Alors, pourquoi est-on de moins en moins capables de « garder le cap » vers les valeurs généralement les mieux partagées et nécessaires ? Dans l’océan des explications, on peut « creuser » un petit peu le rôle que joue l’enseignement du commerce dans notre société. Depuis la Seconde Guerre mondiale, celui-ci s’est développé nettement plus vite que les autres disciplines. Pourquoi ? Quels sont les groupes sociaux qui en ont le plus tiré parti ? Au détriment de quoi ? Dans le monde, des millions de jeunes sortent chaque année des écoles de commerce et leur comportement influence de larges domaines de notre société.
Remarque : cet article n’a aucune vocation à proposer un retour au troc, ou d’interdire la publicité. Il ne se veut surtout pas non plus un devoir de philo sur l’argent !
L’âge d’or des écoles de marketing
Officiellement, leur nombre exact actuel en France est d’une cinquantaine. Mais une simple recherche par moteur sur Internet fournit 449 lignes, ce qui ne signifie certes pas forcément autant d’établissements, mais indique déjà en partie l’étendue des effets culturels de cet enseignement.
Au sein des entreprises, la fonction commerciale, en tant qu’activité spécifique et distincte des tâches techniques de production, s’est développée à partir de la révolution industrielle. Les bas salaires ne permettant pas de garantir un débouché suffisant, nombre de patrons ont développé une politique commerciale de plus en plus agressive (crédit, publicité). Parallèlement, l’Ecole supérieure de commerce de Paris ouvre en 1819 à l’initiative de la Chambre de commerce et d’associations
Le système actuel des grandes écoles remonte aux années 1960, avec la généralisation du système de recrutement sur concours à l’issue des années de classes préparatoires.
Outre le fait que des années de classes préparatoires représentent un manque à gagner que seules les familles aisées peuvent supporter (des frais de scolarité de l’ordre de 8000 € par an pendant deux à trois ans) ; le niveau des bourses publiques est dérisoire en France (1335 € par an en 2006 avec deux enfants à charge et 24 000 € de revenu). S’ajoutent évidemment aux frais de scolarité le logement, les déplacements... D’où un sponsoring sélectif par les (très) grandes entreprises et les banques, « fidélisant » ainsi de futurs salariés-consommateurs de haut vol.
Familles aisées, banques et entreprises forment donc tous les ingrédients d’un vigoureux mais discret cocktail qui pousse l’étudiant à « gérer » sa vie sociale et personnelle comme sa carrière . (cf. les ouvrages de Michel Pinçon et Monique Pinçon-Charlot ).

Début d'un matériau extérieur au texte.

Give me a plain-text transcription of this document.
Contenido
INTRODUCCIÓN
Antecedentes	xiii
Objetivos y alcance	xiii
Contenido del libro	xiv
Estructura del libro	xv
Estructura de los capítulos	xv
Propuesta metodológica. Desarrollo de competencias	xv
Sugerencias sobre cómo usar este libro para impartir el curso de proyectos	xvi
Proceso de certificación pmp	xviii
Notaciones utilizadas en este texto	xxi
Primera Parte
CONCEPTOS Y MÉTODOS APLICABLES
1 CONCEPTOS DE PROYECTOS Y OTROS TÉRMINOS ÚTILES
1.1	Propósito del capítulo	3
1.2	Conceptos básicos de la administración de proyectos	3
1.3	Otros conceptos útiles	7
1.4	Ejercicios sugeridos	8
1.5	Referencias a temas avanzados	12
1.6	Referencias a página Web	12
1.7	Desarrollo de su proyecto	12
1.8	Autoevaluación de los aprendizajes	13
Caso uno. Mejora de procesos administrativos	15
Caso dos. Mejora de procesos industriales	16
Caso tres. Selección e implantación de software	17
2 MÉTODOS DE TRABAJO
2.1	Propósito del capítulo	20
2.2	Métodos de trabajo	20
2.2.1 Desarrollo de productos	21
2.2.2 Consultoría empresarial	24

Réseaux de formation et séminaires
Sans entrer vraiment sur le plan de cette formation commerciale continue, deux choses sont remarquables. D’une part les actions de formations en interne dans le domaine commercial s’accompagnent souvent de gadgets-carottes assez navrants : remise de prix sur podium, voyages cadeaux « de rêve », citations dans la presse interne... D’autre part nombre de séminaires, sessions, colloques et autres rencontres sont largement construits (lieux, rythme, ambiance, intervenants...) selon des schémas dans lesquels l’économie est présentée comme une forme de pingrerie.

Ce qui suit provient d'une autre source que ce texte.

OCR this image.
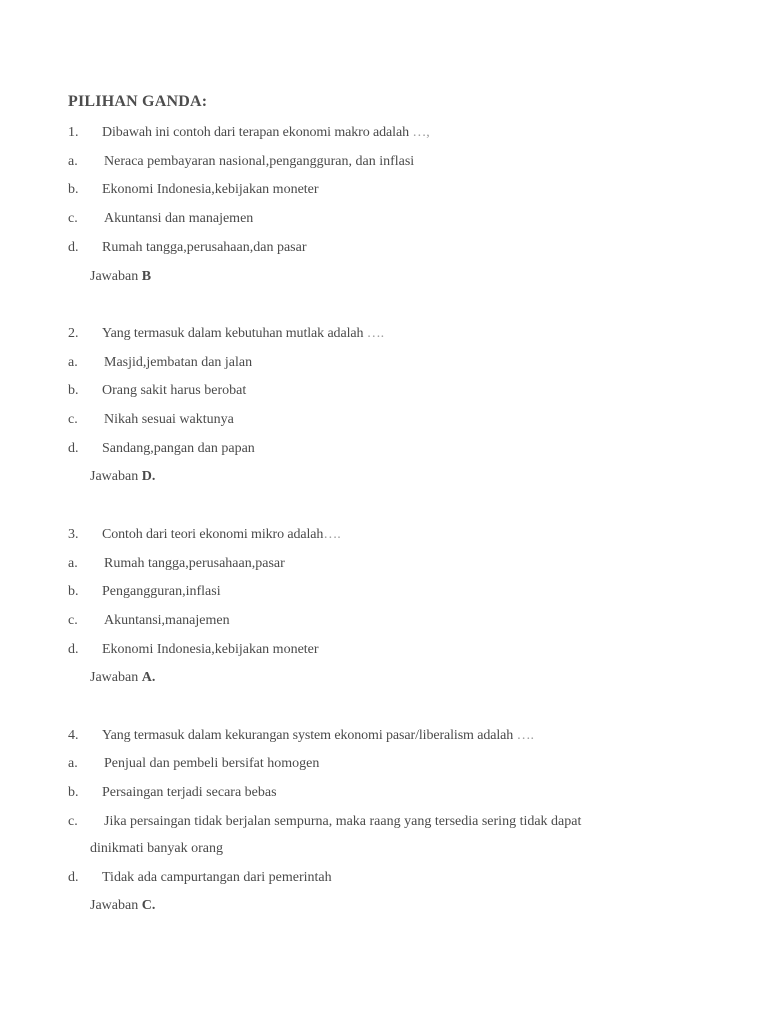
PILIHAN GANDA:
1. Dibawah ini contoh dari terapan ekonomi makro adalah …,
a. Neraca pembayaran nasional,pengangguran, dan inflasi
b. Ekonomi Indonesia,kebijakan moneter
c. Akuntansi dan manajemen
d. Rumah tangga,perusahaan,dan pasar
Jawaban B
2. Yang termasuk dalam kebutuhan mutlak adalah ….
a. Masjid,jembatan dan jalan
b. Orang sakit harus berobat
c. Nikah sesuai waktunya
d. Sandang,pangan dan papan
Jawaban D.
3. Contoh dari teori ekonomi mikro adalah….
a. Rumah tangga,perusahaan,pasar
b. Pengangguran,inflasi
c. Akuntansi,manajemen
d. Ekonomi Indonesia,kebijakan moneter
Jawaban A.
4. Yang termasuk dalam kekurangan system ekonomi pasar/liberalism adalah ….
a. Penjual dan pembeli bersifat homogen
b. Persaingan terjadi secara bebas
c. Jika persaingan tidak berjalan sempurna, maka raang yang tersedia sering tidak dapat
dinikmati banyak orang
d. Tidak ada campurtangan dari pemerintah
Jawaban C.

Le style « concours du meilleur vendeur » se généralise même à des institutions publiques (Education nationale par ex.)
Généralisation et effets sociaux des normes commerciales *
La productivité est évidemment LA norme de référence. Sous la triple pression de la hiérarchie, du qu’en-dira-t-on et de la peur (de perdre son emploi, etc.), cette norme se propage dans la société et génère des normes comportementales dans tous les domaines. Que ce soit la « gestion du temps » (outils électroniques de plannings de rendez-vous, usage du téléphone portable en tout lieu et à tout moment...) ; les codes vestimentaires (archétypes masculins et féminins valorisant les rôles strictement attendus de chacun) ; le langage (les termes « profil », « partenaire », « gérer », « ressources humaines » sont maintenant banalisés)... Ainsi peu à peu depuis la Seconde Guerre mondiale, nombre d’activités ont été plus qu’influencées par ces normes de productivité. L’informatique évidemment n’a rien arrangé. Ce qui compte n’est plus le "pour quoi" ou "pour qui faire" mais "comment le mieux (?) faire".
* Un délire de compétition à tous les étages : les grandes écoles sont classées selon l’ excellence de la recherche en « nombre d’étoiles CNRS », en nombre de « partenaires » internationaux accrédités ou encore en « nombre de références documentaires ». Tout serait donc supposé être quantifiable ; la quantité l’emporte sur le contenu.
*L’achat des consciences devient pratique courante. La rémunération des hauts dirigeants sortis de ces grandes écoles les empêche le plus souvent de développer toute forme de contestation.
*Symétriquement, cette forme d’enseignement a conduit à une déculpabilisation de plus en plus marquée du consommateur-citoyen lorsqu’il effectue des achats conformes au standard moyen attendu.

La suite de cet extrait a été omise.